The most recent evidence suggests a role for oxidative stress in brevetoxicosis through a specific inhibition of the enzyme thioredoxin reductase which is involved in alleviating the effects of oxidative stress. The ability to identify the impacts of toxins on individual organisms would be vital for the management of biotoxin risk and further protection of threatened and endangered species.
What Are We Doing
The project seeks to protect living marine resources, in particular threatened and endangered species. This will be accomplished through the development of a mechanism based intervention for brevetoxicosis. The evaluation of brevetoxin induced oxidative stress and potential interventions will first be assessed in a mammalian cell based model system. Those experiments inform studies with peripheral blood lymphocytes taken from both healthy and compromised manatees, which are more limited in availability. As the Florida manatee is still currently listed as endangered (status currently under review), in vitro approaches such as these described here are a requisite first step towards providing essential mechanistic and proof-of-concept data towards developing effective treatment options. Finally, this study will investigate the toxic effects of red tide toxin exposure on immune system in naturally-exposed wild Florida manatees during their rehabilitation in a captive setting and the potential for antioxidants to attenuate observed cellular effects, specifically oxidative stress that has been reported in rescued animals.

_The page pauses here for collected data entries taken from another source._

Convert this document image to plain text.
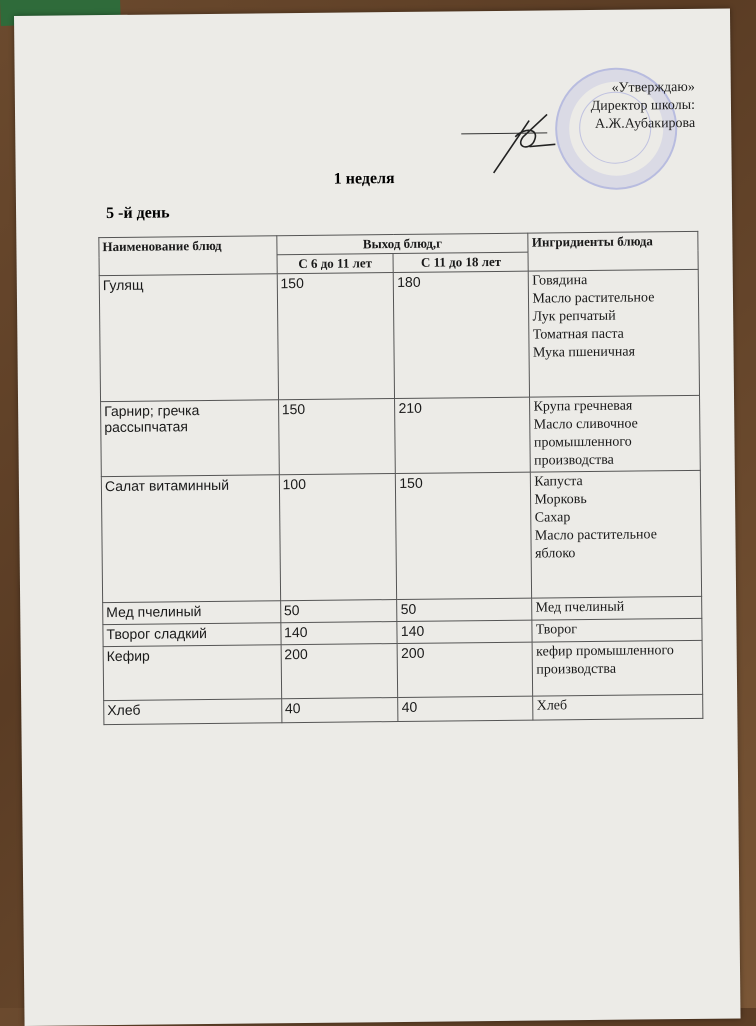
«Утверждаю»
Директор школы:
А.Ж.Аубакирова
1 неделя
5 -й день
Наименование блюд	Выход блюд,г		Ингридиенты блюда
	С 6 до 11 лет	С 11 до 18 лет	
Гулящ	150	180	Говядина
Масло растительное
Лук репчатый
Томатная паста
Мука пшеничная

Гарнир; гречка рассыпчатая	150	210	Крупа гречневая
Масло сливочное промышленного производства

Салат витаминный	100	150	Капуста
Морковь
Сахар
Масло растительное
яблоко

Мед пчелиный	50	50	Мед пчелиный

Творог сладкий	140	140	Творог

Кефир	200	200	кефир промышленного производства

Хлеб	40	40	Хлеб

Results will include an assessment of whether antioxidant treatment has the potential to serve as a beneficial treatment protocol for manatees being treated for brevetoxicosis in rehab facilities. Our overall goal is to improve treatment options and enhance the success of returning animals to the wild.
Dr. Kathleen Rein of Florida International University leads this project. Co-leads are Drs. Yuan Liu (Florida International University) and Catherine Walsh (Mote Marine Laboratory). The project is funded through the NCCOS Ecology and Oceanography of Harmful Algal Bloom (ECOHAB) Program.